La différence, c’est que ce bistrot affiche depuis le départ une ambition sociale : accueillir ici tout le monde, y compris ceux qu’on regarde de travers dans les autres établissements, les déclassés, les défavorisés, les gens du voyage…

Avec au menu des jeux de société en libre accès, baby et fléchettes gratos et une gestion associative par le groupe « L’Art Haché ». Une différence appréciée des habitués, comme Franck : « C’est une autre mentalité que dans les bars classiques. Ici on croise des gens qui ne sont pas forcément bien acceptés ailleurs. » Ron, autre habitué renchérit : « Dès que je suis venu, j’ai senti qu’ici c’était autre chose. C’est plus chaleureux. » Gestion à but non lucratif, mais quand même, comme ailleurs, le besoin que ça tourne.

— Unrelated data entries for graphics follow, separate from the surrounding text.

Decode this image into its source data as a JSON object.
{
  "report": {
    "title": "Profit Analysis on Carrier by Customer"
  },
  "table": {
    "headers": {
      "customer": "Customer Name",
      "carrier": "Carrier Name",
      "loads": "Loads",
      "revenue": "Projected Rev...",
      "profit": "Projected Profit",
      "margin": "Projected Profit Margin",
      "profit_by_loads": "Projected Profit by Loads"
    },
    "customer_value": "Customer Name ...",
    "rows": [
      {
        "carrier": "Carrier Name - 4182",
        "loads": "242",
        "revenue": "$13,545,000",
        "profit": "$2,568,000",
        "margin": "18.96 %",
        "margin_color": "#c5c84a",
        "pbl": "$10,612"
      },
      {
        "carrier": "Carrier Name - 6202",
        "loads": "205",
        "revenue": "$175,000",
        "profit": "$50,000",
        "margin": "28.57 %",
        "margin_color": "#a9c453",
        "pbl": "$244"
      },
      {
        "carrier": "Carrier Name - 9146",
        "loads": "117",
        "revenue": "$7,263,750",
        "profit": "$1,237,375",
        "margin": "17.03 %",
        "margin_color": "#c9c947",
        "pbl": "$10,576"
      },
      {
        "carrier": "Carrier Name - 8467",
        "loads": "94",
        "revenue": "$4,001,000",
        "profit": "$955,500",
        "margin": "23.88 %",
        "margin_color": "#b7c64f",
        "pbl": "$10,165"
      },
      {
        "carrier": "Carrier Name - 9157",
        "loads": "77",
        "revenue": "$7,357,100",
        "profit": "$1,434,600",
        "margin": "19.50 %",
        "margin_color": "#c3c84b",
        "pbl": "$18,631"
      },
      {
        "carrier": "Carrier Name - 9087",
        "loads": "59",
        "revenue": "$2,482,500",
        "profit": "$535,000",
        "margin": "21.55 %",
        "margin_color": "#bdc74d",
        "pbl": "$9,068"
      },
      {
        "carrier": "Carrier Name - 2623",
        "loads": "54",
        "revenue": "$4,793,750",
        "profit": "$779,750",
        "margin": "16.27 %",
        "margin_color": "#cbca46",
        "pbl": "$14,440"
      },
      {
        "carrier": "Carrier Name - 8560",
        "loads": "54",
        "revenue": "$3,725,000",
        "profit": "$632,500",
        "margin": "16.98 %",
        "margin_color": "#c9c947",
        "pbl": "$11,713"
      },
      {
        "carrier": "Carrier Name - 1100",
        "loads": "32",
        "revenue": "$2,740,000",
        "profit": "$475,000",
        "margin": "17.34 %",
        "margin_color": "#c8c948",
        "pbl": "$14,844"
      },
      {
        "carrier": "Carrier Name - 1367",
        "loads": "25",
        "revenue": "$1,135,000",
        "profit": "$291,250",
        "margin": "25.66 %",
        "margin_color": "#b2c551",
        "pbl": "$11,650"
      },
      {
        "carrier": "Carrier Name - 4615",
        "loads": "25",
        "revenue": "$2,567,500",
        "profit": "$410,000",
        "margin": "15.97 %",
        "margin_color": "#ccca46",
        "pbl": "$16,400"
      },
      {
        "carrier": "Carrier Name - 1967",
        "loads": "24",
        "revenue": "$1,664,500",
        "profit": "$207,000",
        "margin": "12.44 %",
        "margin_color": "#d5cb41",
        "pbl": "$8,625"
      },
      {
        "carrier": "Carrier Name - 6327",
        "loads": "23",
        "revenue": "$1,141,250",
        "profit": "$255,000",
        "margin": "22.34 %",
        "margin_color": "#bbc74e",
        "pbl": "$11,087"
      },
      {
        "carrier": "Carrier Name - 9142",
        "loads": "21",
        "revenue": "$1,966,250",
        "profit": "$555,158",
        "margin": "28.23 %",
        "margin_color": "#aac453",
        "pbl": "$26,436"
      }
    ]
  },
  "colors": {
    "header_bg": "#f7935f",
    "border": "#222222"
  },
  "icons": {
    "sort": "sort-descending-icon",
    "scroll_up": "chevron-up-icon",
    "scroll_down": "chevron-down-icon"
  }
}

Dans une bourgade comme Corbigny, où la clientèle locale est peu nombreuse
et les touristes itou, le bistrot a besoin de clients pour continuer à vivre. Poussez donc la porte des « Poids-Lourds »,  elle est rarement fermée, c’est même le credo de la maison…

ON VIENT POUR :
L’esprit militant, la bonne musique, les jeux en accès libre.